On Thursday Transport Secretary, Grant Shapps, said: "The government's advice currently remains to avoid all non-essential travel, but today we are taking the necessary steps to ensure a framework is in place for the aviation industry to bounce back when it is safe for restrictions on travel to be lifted."
The government guidance also advises passengers to wash their hands regularly after touching surfaces, and remain seated as much as possible on flights.
Many airlines have said that jobs are under threat due to the crisis, including British Airways, which drew criticism after announcing up to 12,000 redundancies while workers were furloughed.
On Thursday, Heathrow Airport announced that it was seeking voluntary redundancies from frontline staff.
"From the start, our priority has been to protect jobs but with the ongoing crisis, this is getting more difficult to sustain," a Heathrow spokesperson said.
"Having listened to unions, we have offered a voluntary severance scheme and negotiations will continue in coming weeks."
The airport has already made 500 out of approximately 1,500 managers redundant, and it is understood that Heathrow is now looking to cut about 1,800 further posts from 5,500 frontline staff.

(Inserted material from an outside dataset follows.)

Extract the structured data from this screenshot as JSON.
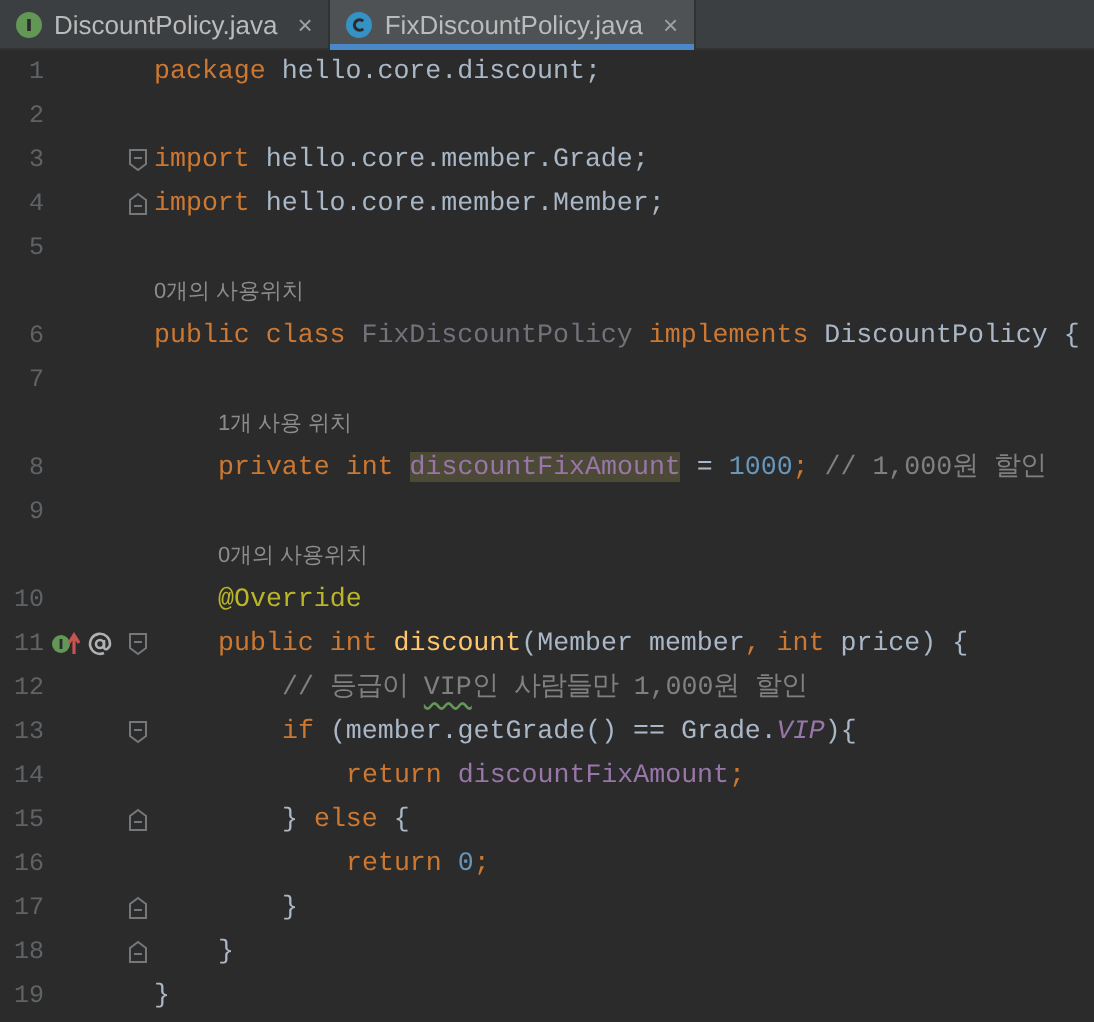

However, it is understood that the Unite union has not accepted this level of cuts.
In a statement the union said it had "rejected strongly the prospect of any enforced redundancy programme and has instead negotiated a generous voluntary severance scheme."
In May Virgin Atlantic said it would cut 3,000 jobs and end its operation at Gatwick airport.
On Thursday the airline said the redundancies for staff including 300 pilots would go into effect this week.
A source at the airline told BBC transport correspondent Tom Burridge that the airline's 1,050 pilots were expecting to receive emails by Friday confirming whether they were being made redundant or not.
Virgin Atlantic requested a bailout of several hundred million pounds from the government several weeks ago, but the Treasury has not confirmed whether it will provide the airline with emergency loans.
Most of the staff who will be issued with redundancy notices are UK-based.